The brand’s heritage suede and leather styles have come back in a big way and the hype looks to be far from over yet.
You can’t talk about Adidas’ surge in popularity and the rise of the Samba as the hottest shoe of the moment without mentioning Wales Bonner. Founded by British designer Grace Wales Bonner, the label linked up with Adidas for a string of footwear collabs that helped to put some of the brand’s heritage styles back on the map.
Fancy a pair yourself? Get ready to pay silly money on the resale market.
Along With Arc’teryx, Salomon is one of the key labels in the ongoing gorpcore trend (if we can even still call it a trend at this point).

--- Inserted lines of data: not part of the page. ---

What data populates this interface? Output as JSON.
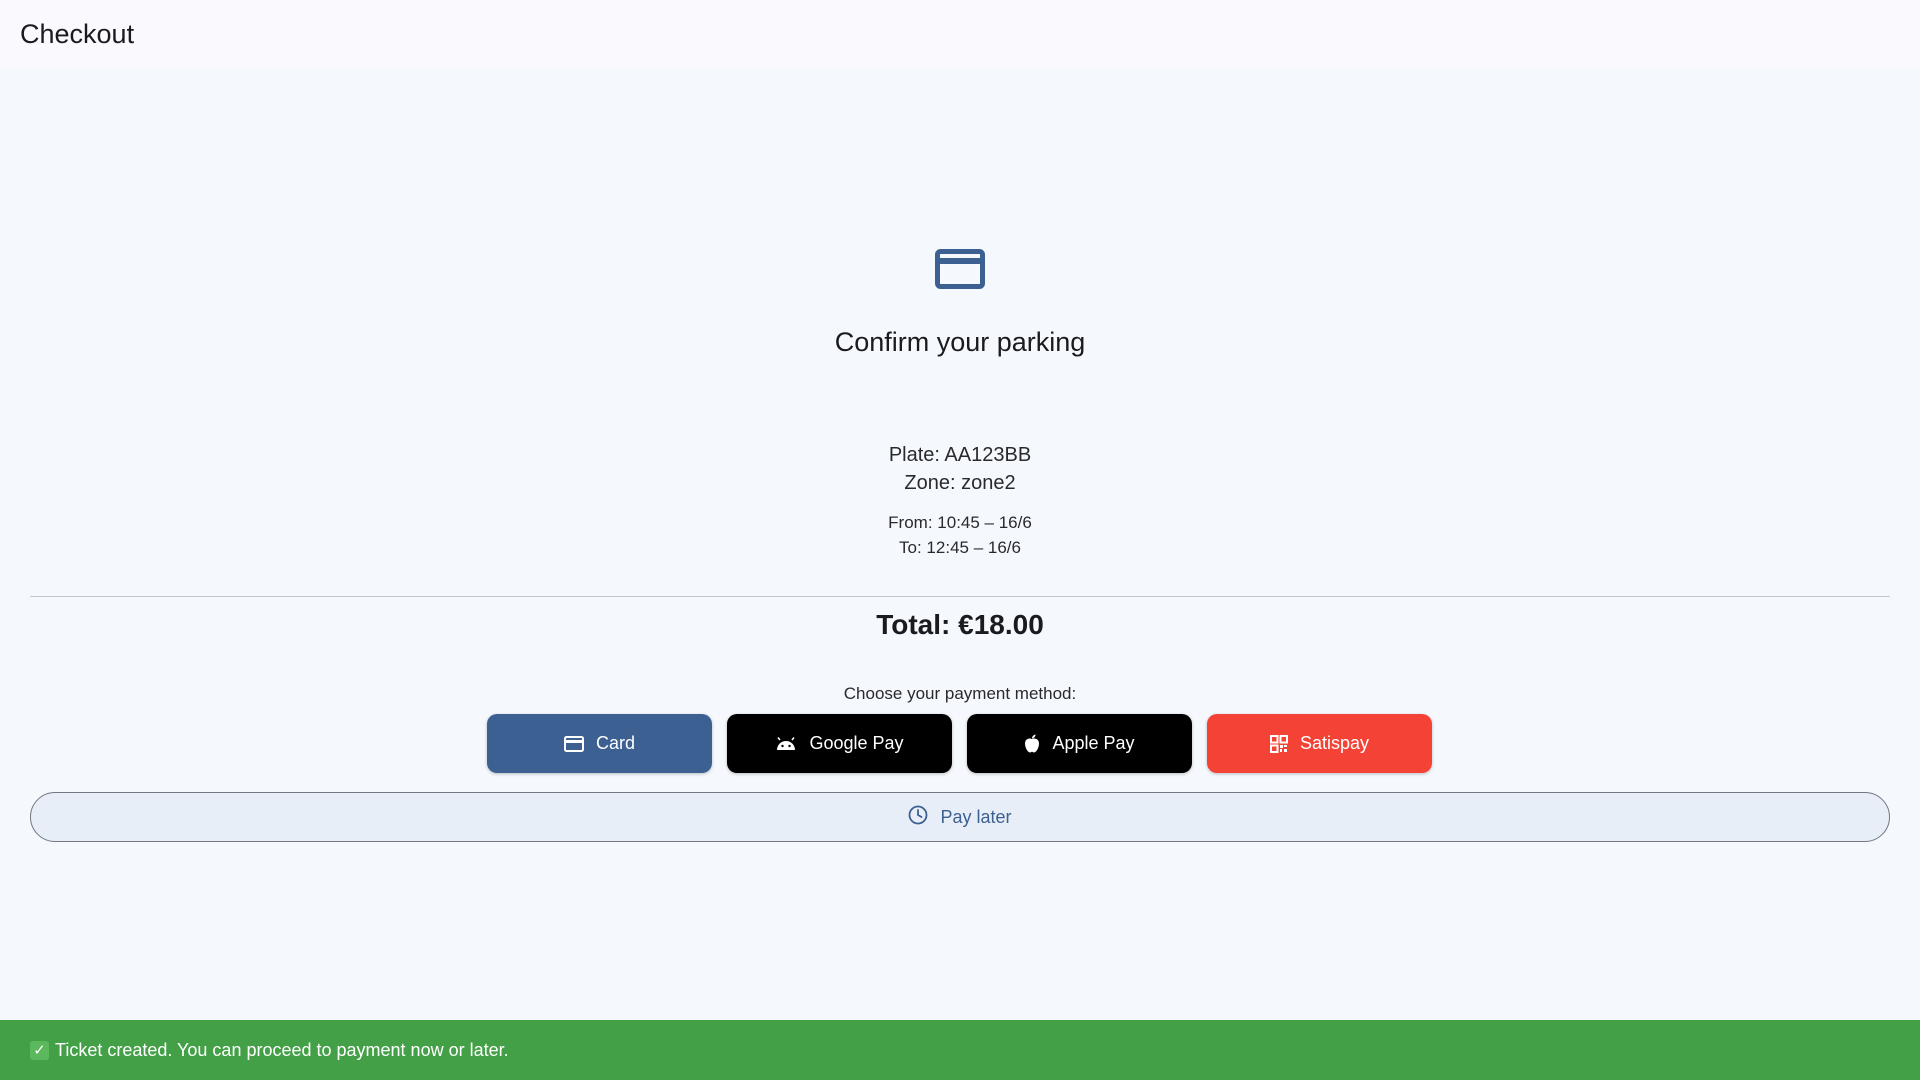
{
  "appbar": {
    "title": "Checkout"
  },
  "summary": {
    "icon": "credit-card-icon",
    "title": "Confirm your parking",
    "plate": "Plate: AA123BB",
    "zone": "Zone: zone2",
    "from": "From: 10:45 – 16/6",
    "to": "To: 12:45 – 16/6",
    "total": "Total: €18.00"
  },
  "payment": {
    "prompt": "Choose your payment method:",
    "methods": [
      {
        "label": "Card",
        "icon": "credit-card-icon",
        "color": "#3c6092"
      },
      {
        "label": "Google Pay",
        "icon": "android-icon",
        "color": "#000000"
      },
      {
        "label": "Apple Pay",
        "icon": "apple-icon",
        "color": "#000000"
      },
      {
        "label": "Satispay",
        "icon": "qr-code-icon",
        "color": "#f44336"
      }
    ],
    "pay_later": {
      "label": "Pay later",
      "icon": "clock-icon"
    }
  },
  "snackbar": {
    "icon": "check-mark-icon",
    "message": "Ticket created. You can proceed to payment now or later."
  },
  "colors": {
    "primary": "#3c6092",
    "success": "#43a047",
    "background": "#f5f9fe"
  }
}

The French alpine sports brand’s trail runners have become some of the most popular sneakers on the market, with styles like the XT-6 regularly selling out in various colourways.
Montreal-based Jjjjound describes itself as a design studio, but you probably know it as that weird word you’ve seen written on Reebok Club Cs on Instagram.
The brand regularly releases sell-out collaborations with some of the coolest labels around, and they’re always highly limited runs, which helps to keep Jjjjound at the top of the hype pile.
Aimé Leon Dore may be the hottest label in the world right now, but only because it’s copying everything Ralph Lauren has already done.
The legendary NYC brand has weathered every storm in menswear remaining cool and relevant throughout, and the current ALD hype has only increased interest.
Not long ago, if you’d asked a fashion editor to write a list of the least cool brands in the world, there’s every chance Oakley would have made the cut. The American eyewear company is known for its sporty sunglasses, and as interest in 2000s wraparound shades has increased, so has the demand for Oakley’s signature products.
And it’s not just glasses. Oakley’s clothing is cropping up in curated vintage fashion stores all over the world, sold alongside brands like Prada, Stone Island, Arc’teryx and more.
You can’t turn around without spotting at least three pairs of Birkenstock Bostons these days. The German footwear brand’s popular clog is one of the most in-demand shoes around, to the point that it’s often sold out on the brand’s website.
The trend has been fuelled by social media and it doesn’t look to be subsiding anytime soon.
New Balance was already big, with shoes like the 990 and 550 dominating Instagram Discover pages, but since NB took on ALD’s Teddy Santis as creative director of its Made in USA line (very smart marketing move), the hype has grown to new levels.
You might be surprised to see Japanese footwear brand Onitsuka Tiger on this list, but the label is starting to blow up thanks to the gradual decline in Adidas Samba hype and the early adopters looking for another shoe to latch onto.
At the moment, it looks like Onitsuka’s Mexico ‘66 is set to be that shoe, so watch this space as we expect it to really gather pace over the next few months.